My question is, after applying Bessel Correction, why cant we use Z test directly to estimate population mean $\mu$?

We have $s^2= \sum(x_i-\overline x)^2/(n-1).$

We know that

$$ \frac{\overline x - \mu}{\sigma/\sqrt n} \sim \operatorname N(0,1). \tag 1 $$

But $$ \frac{\overline x - \mu}{s/\sqrt n} \sim t_{n-1}. \tag 2 $$

The latter is used for deriving confidence intervals and hypothesis tests on $\mu$ because we cannot observe $\sigma,$ whereas we can observe $s.$

We need a pivotal random variable in which the only unobservable quantity is $\mu.$ $\text{“}$Pivotal$\text{''}$ means its probability distribution does not depend on unobservables, and that the only unobservable taken into account in finding the value of the pivotal quantity is the one for which we want a confidence interval or a hypothesis test.

0
On

My first posted answer spent a lot of time on addressing errors. This one will concentrate on the fact that the topic of Bessel's correction in this context is really altogether a separate thing from the topic of how the t-distribution enters this problem.

We have:

  • $X_1,\ldots,X_n\sim\text{i.i.d.} \operatorname N(\mu,\sigma^2).$
  • $\overline X = (X_1+\cdots+X_n)/n.$
  • $S^2 = \big( (X_1-\overline X_n)^2 + \cdots + (X_n-\overline X)^2 \big)/(n-1)$
  • $U^2 = \big( (X_1-\overline X_n)^2 + \cdots + (X_n-\overline X)^2 \big)/n$

Now recall that $$ T= \frac{\overline X- \mu}{S/\sqrt n} \sim t_{n-1}. \tag 1 $$ Now got to our tables or our software and find the number $A$ for which $$ \Pr(-A<T<A) = 0.9 $$ and conclude that $$ \Pr\left( \overline X- A\frac S {\sqrt n} < \mu < \overline X + A\frac S{\sqrt n} \right) = 0.9. $$ But what if we did not use Bessel's correction? So we use $U$ instead of $S.$

We have $$ U = S\cdot \sqrt{\frac {n-1} n} $$ and therefore $$ \sqrt{\frac{n-1} n} \cdot \frac{\overline X - \mu}{U/\sqrt n} = \frac{\overline X - \mu}{S/\sqrt n}, $$ and so $$ -A < \sqrt{\frac{n-1} n} \cdot \frac{\overline X - \mu}{U/\sqrt n} < A $$ $$ -A\sqrt{\frac n {n-1}} < \frac{\overline X - \mu}{U/\sqrt n} < A\sqrt{\frac n {n-1}}. $$ $$ -B < \frac{\overline X - \mu}{U/\sqrt n} < B, $$ $$ \Pr\left( -B \frac U {\sqrt n} <\mu < B\frac U {\sqrt n} \right) = 0.9. $$ This is exactly the same interval that we got using Bessel's correction. We could have simply designed our software and our tables to give us this number $B$ instead of the number $A$ that we get from the tables now used, and then proceeded without Bessel's correction.

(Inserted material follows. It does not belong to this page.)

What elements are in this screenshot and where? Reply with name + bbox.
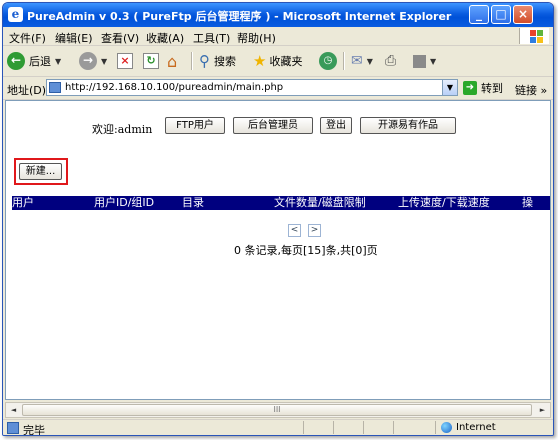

So the use of Bessel's correction is an altogether separate issue from the problem of how to adjust the size of the confidence interval for the uncertainty in estimating $\sigma.$

0
On

The issue is not that the sample standard deviation $S$ tends to underestimate the population standard deviation. The issue is that $S$ is a random variable rather than a constant, so its value fluctuates, and correspondingly $$ T = \frac{\bar X - \mu}{S/\sqrt{n}} $$ fluctuates more (has a larger variance) than $$ Z = \frac{\bar X - \mu}{\sigma/\sqrt{n}}. $$ So $T$ has longer tails than $Z$.